Someone else adds, “Or when Kanye West said George Bush doesn’t care about black people.”
There is laughter at this, but the room seems to recognise that it is a valid topic. Pearce says, “Well, that’s true. Celebrities can be a voice for improvement. But are they? I mean, for every Bob Barker who speaks out against cruelty to animals, there’s a Michael Vick.”
One person asks who that is and is informed that he’s “the dogfight guy”.
The student in the back points out, “Yeah, but even that brings attention too. Dogfighting wasn’t an issue a couple of months ago. Now everybody’s speaking out against it.”
After the class is over, this student, a Welsh woman named Meghan Danley, is asked if there’s an upside to celebrity obsession.
“I think there is,” she replies. “Celebrities have a lot of power. Their actions, their words are seen and heard all across the world. And with the present media environment, and the Internet, judgment is passed on them pretty much instantly.
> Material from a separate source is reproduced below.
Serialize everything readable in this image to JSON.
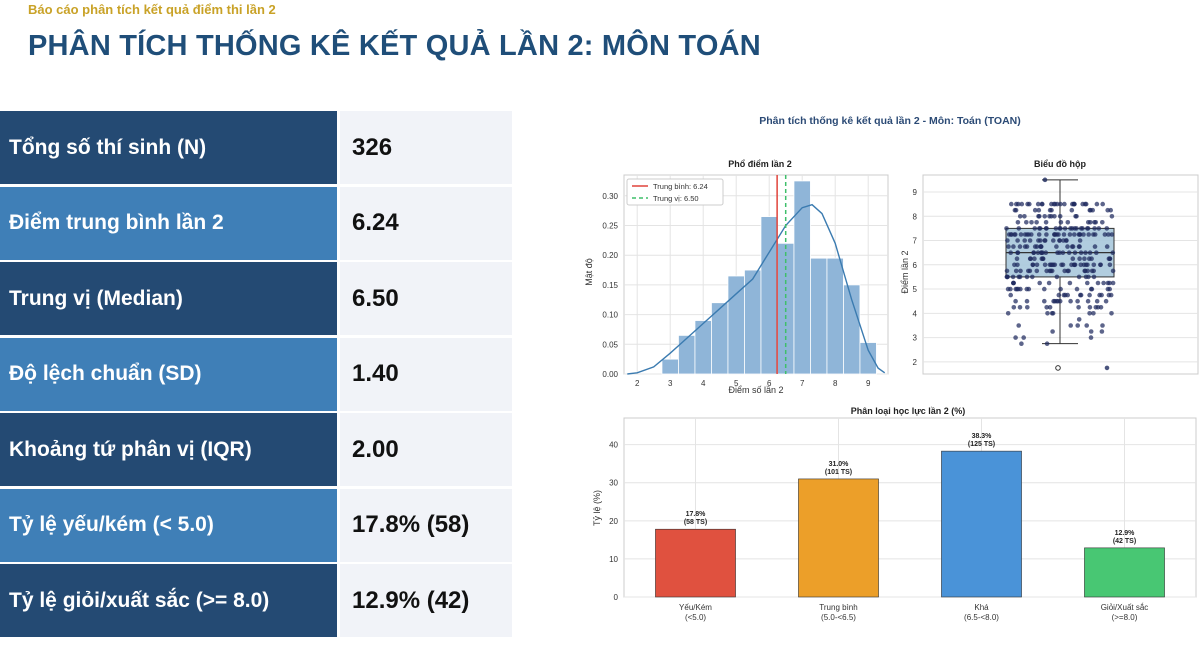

That means they’re barometers. As soon as word gets out that, say, Vick was running a dogfighting ring, there’s outrage everywhere, and so we can find out that most people are against dogfighting, which wouldn’t otherwise be relevant.”
Hearing this, Pearce shouts on his way out, “But if the press was doing its job, we wouldn’t need to wait for a scandal to find out that people don’t like dogfighting.”
We love you LA, we do
So what to do about supporters of the Galaxy, who for some reason would prefer to have a winning team rather than a winning player?
Jamie Chowak, a high school junior who has been attending Galaxy matches since she was eight, would seem to be a likely candidate for a Beckhamaniac. So who is her favourite player?
“Kyle Veris!”
Who?
“He’s an awesome defender! He’s tough, and he’s powerful, and I love his cornrows!”
Okay, but what about Beckham?
“He’s good too, but things have gotten crazy since he got here. All the paparazzi and everything. Like the other day against Pachuca, all the photographers in front of us were looking up at Beckham’s suite, and we were all like, ‘Hey, to your right! The game’s over there!’ Besides, for all that money, we could sign, like, two hundred Kyle Verises.”
She provides no suggestions as to where the other one hundred ninety nine would come from.